A major conference is planned in June of 2022 to fill this Rural Pact with content. Will it simply become another manifesto of good intentions signed by a series of key institutions and organisations concerned with rural development? Or could it act as a dynamic force for building alliances between traditional rural stakeholders and other key players in the fields that affect rural development such as health, education, mobility, digitalisation and many more?
Rural revitalisation, proofing and observatory
The Communication promises:
a one stop shop information platform to facilitate rural cooperation. Will this simply become another static website or can it evolve into a powerful tool for supporting the stakeholders involved in the Rural Pact?
a rural proofing mechanism. When will such mechanisms be put in place, and will it already be possible to “proof” the emerging CAP Strategic Plans and Cohesion Programmes and to make recommendations to the Member States to encourage them to support the vision?
a Rural Observatory to further improve data collection and analysis. When will this happen, and how soon can it start to produce tools and information to support the Pact, the Revitalisation Platform and the Proofing Mechanism?

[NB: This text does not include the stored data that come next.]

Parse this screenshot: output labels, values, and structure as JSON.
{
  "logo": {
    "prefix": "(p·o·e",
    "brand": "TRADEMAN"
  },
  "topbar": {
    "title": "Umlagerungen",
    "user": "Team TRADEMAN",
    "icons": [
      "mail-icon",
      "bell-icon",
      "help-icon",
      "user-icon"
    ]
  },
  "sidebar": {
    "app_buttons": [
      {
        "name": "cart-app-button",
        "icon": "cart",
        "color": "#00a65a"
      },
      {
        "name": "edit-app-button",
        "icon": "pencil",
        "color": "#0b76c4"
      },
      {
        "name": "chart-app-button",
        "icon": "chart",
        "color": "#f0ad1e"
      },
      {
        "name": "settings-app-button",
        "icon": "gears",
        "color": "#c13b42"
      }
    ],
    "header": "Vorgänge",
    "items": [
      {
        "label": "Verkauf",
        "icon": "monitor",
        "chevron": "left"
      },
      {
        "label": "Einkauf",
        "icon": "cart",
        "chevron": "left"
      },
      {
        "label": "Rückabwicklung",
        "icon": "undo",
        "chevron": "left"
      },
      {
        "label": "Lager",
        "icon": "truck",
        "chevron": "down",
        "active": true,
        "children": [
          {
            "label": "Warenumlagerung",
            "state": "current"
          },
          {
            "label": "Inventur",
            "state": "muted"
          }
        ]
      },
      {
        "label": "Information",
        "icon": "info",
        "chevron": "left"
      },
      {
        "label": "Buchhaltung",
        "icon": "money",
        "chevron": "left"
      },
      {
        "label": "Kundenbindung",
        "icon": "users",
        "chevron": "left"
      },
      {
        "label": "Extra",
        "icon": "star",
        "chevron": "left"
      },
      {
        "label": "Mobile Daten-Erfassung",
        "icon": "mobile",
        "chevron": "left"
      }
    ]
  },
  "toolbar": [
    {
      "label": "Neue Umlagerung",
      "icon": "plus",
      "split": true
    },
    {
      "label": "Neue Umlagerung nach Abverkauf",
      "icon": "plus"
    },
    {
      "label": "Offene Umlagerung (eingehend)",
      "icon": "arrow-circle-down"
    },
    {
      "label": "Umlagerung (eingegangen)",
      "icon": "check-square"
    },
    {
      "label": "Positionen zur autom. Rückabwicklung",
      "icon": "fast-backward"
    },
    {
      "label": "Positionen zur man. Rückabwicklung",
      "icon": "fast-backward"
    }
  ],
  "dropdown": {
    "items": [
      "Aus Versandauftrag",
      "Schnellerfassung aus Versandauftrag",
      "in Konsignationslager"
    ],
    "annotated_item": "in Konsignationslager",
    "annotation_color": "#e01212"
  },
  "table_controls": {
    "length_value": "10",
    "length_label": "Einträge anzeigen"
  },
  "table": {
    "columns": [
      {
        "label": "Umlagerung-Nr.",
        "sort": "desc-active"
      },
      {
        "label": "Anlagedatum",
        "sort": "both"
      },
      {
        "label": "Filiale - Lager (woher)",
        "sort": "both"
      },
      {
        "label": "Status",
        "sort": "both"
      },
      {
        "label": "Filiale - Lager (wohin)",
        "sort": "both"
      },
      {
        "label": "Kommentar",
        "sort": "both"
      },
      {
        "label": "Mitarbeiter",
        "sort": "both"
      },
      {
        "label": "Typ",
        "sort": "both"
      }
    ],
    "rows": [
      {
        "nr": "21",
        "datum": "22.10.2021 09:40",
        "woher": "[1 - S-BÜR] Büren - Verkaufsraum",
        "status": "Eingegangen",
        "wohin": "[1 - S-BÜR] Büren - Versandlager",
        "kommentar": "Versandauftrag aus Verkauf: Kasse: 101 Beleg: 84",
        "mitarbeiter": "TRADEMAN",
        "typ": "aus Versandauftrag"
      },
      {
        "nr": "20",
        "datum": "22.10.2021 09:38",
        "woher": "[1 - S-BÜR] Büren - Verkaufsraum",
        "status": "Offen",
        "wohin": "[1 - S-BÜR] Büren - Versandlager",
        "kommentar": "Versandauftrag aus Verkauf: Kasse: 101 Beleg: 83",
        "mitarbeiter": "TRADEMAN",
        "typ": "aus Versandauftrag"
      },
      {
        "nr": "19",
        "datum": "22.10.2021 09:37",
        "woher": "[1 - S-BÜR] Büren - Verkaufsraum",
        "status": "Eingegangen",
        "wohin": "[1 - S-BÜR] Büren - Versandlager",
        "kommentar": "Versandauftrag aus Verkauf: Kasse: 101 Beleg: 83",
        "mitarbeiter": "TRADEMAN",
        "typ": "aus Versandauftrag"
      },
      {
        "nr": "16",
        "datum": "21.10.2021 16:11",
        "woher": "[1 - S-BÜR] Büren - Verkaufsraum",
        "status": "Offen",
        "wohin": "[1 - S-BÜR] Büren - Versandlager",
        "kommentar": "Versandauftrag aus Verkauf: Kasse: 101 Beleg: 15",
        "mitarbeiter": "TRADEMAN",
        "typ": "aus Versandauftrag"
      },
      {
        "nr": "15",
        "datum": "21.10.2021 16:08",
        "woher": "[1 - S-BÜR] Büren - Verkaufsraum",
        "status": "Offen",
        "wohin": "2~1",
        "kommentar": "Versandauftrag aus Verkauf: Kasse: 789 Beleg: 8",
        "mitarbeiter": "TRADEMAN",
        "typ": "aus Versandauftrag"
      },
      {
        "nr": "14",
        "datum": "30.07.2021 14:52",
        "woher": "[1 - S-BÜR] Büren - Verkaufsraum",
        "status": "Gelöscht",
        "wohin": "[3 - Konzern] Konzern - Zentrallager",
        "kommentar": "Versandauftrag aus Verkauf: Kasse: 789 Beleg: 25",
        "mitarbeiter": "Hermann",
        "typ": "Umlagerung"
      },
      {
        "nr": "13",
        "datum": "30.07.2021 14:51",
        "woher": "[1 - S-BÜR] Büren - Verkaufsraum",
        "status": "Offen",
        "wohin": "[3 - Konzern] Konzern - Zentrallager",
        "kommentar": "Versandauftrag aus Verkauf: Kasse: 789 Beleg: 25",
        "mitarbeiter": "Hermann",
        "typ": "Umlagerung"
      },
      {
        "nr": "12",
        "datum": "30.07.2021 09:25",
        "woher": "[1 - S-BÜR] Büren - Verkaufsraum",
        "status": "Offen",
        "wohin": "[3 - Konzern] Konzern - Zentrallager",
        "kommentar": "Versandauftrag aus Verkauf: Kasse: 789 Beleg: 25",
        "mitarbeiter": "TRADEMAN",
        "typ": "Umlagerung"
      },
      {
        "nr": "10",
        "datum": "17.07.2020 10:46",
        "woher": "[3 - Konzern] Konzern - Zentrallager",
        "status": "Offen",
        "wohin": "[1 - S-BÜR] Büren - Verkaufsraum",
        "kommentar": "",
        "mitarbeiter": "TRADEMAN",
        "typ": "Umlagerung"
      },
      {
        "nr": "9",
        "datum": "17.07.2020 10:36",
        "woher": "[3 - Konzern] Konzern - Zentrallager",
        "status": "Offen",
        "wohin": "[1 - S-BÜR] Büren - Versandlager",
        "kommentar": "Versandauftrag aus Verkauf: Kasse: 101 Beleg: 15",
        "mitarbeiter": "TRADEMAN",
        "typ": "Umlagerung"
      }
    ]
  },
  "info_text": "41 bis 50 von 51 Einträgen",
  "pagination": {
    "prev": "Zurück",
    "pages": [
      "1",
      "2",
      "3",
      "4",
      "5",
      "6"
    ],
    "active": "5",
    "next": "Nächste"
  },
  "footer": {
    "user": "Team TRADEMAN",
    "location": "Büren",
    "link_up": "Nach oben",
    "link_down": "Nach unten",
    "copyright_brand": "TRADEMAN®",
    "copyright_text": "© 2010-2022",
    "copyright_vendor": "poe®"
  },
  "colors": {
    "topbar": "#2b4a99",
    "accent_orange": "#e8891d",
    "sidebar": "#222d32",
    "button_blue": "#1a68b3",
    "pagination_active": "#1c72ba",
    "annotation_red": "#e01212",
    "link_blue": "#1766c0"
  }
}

Marion Eckart from ELARD (L) and Paul Soto of ENRD (R), at the occasion of the “Rural Europe which way to go?” at the European Parliament, 2020
Resetting the “Future of Europe” Process
Since the failure of the process for a European Constitution, ambitions of European Institutions and governments of the Member States for more European Integration have crumbled. The so-called intergovernmental process has continued to practice business as usual and provoked even further disintegration and renationalisation of common policies, as the latest reform of the CAP shows.
The new process on the “Future of Europe” is an opportunity and a risk at the same time which could mobilise the collective intelligence or deeply disappoint civic engagement for a more democratic and integrative Europe.
To help it become an overwhelming success, we offer a draft regulation for an Integrated Rural Development Policy as our contribution to the Future of Europe, using our view through the seven clouds as burning glass to discover the potential for rural vitalisation and renaissance, thus revealing a broader European territorial strategy covering urban-rural linkages as well as the role of, coastal, mountain, island territories.
Many of these ideas were already gathered and published in the 2010 ARC Communication which was offered to the European Commission for negotiations of the 2014 CAP reform. Most of the proposals and data are still valid today and should not further remain in the drawers of the Commission.